Por sorte, a autoestima implícita não é unicamente determinada pela infância nem permanece estática ao longo dos anos. Baccus, Baldwin e Packer (2009) mostraram que pessoas que jogavam um jogo de computador que frequentemente pareava carinhas felizes com informações autorrelevantes demonstravam um aumento na autoestima implícita. Em outras palavras, a autoestima implícita pode ser alterada por condicionamento clássico. Um resultado interessante foi o do estudo de Koole, Govorun, Cheng e Gallucci (2009) que mostrou que meditar aumenta a congruência entre autoestimas implícita e explícita. Aparentemente, meditar leva as pessoas a acreditarem mais em seus sentimentos intuitivos autorreferentes fazendo-as deixarem de usar estratégias conscientes para acessar sua autoestima.

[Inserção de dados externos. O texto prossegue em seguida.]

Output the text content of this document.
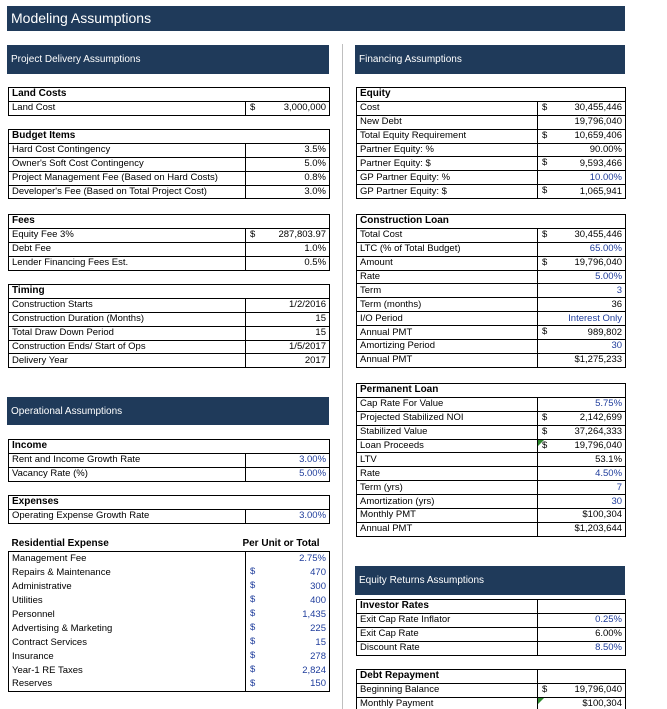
Modeling Assumptions
Project Delivery Assumptions
Land Costs
Land Cost	$	3,000,000
Budget Items	
Hard Cost Contingency	3.5%
Owner's Soft Cost Contingency	5.0%
Project Management Fee (Based on Hard Costs)	0.8%
Developer's Fee (Based on Total Project Cost)	3.0%
Fees	
Equity Fee 3%	$ 287,803.97
Debt Fee	1.0%
Lender Financing Fees Est.	0.5%
Timing	
Construction Starts	1/2/2016
Construction Duration (Months)	15
Total Draw Down Period	15
Construction Ends/ Start of Ops	1/5/2017
Delivery Year	2017
Operational Assumptions
Income	
Rent and Income Growth Rate	3.00%
Vacancy Rate (%)	5.00%
Expenses
Operating Expense Growth Rate	3.00%
Residential Expense	Per Unit or Total
Management Fee	2.75%
Repairs & Maintenance	$ 470
Administrative	$ 300
Utilities	$ 400
Personnel	$ 1,435
Advertising & Marketing	$ 225
Contract Services	$ 15
Insurance	$ 278
Year-1 RE Taxes	$ 2,824
Reserves	$ 150
Financing Assumptions
Equity	
Cost	$ 30,455,446
New Debt	19,796,040
Total Equity Requirement	$ 10,659,406
Partner Equity: %	90.00%
Partner Equity: $	$ 9,593,466
GP Partner Equity: %	10.00%
GP Partner Equity: $	$ 1,065,941
Construction Loan	
Total Cost	$ 30,455,446
LTC (% of Total Budget)	65.00%
Amount	$ 19,796,040
Rate	5.00%
Term	3
Term (months)	36
I/O Period	Interest Only
Annual PMT	$ 989,802
Amortizing Period	30
Annual PMT	$1,275,233
Permanent Loan	
Cap Rate For Value	5.75%
Projected Stabilized NOI	$ 2,142,699
Stabilized Value	$ 37,264,333
Loan Proceeds	$ 19,796,040
LTV	53.1%
Rate	4.50%
Term (yrs)	7
Amortization (yrs)	30
Monthly PMT	$100,304
Annual PMT	$1,203,644
Equity Returns Assumptions
Investor Rates	
Exit Cap Rate Inflator	0.25%
Exit Cap Rate	6.00%
Discount Rate	8.50%
Debt Repayment	
Beginning Balance	$ 19,796,040
Monthly Payment	$100,304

Assim, sua autoestima explícita se assemelha mais à sua autoestima implícita. Outros processos mais complexos como autoafirmação, comparação social e autorregulação também influem na autoestima implícita. Isso mostra que, apesar de ser de natureza implícita, a autoestima implícita também é alterada por processos explícitos.

** Inclusive, há uma variação deste instrumento avaliando a preferência pelos números da data de aniversário em vez de as iniciais.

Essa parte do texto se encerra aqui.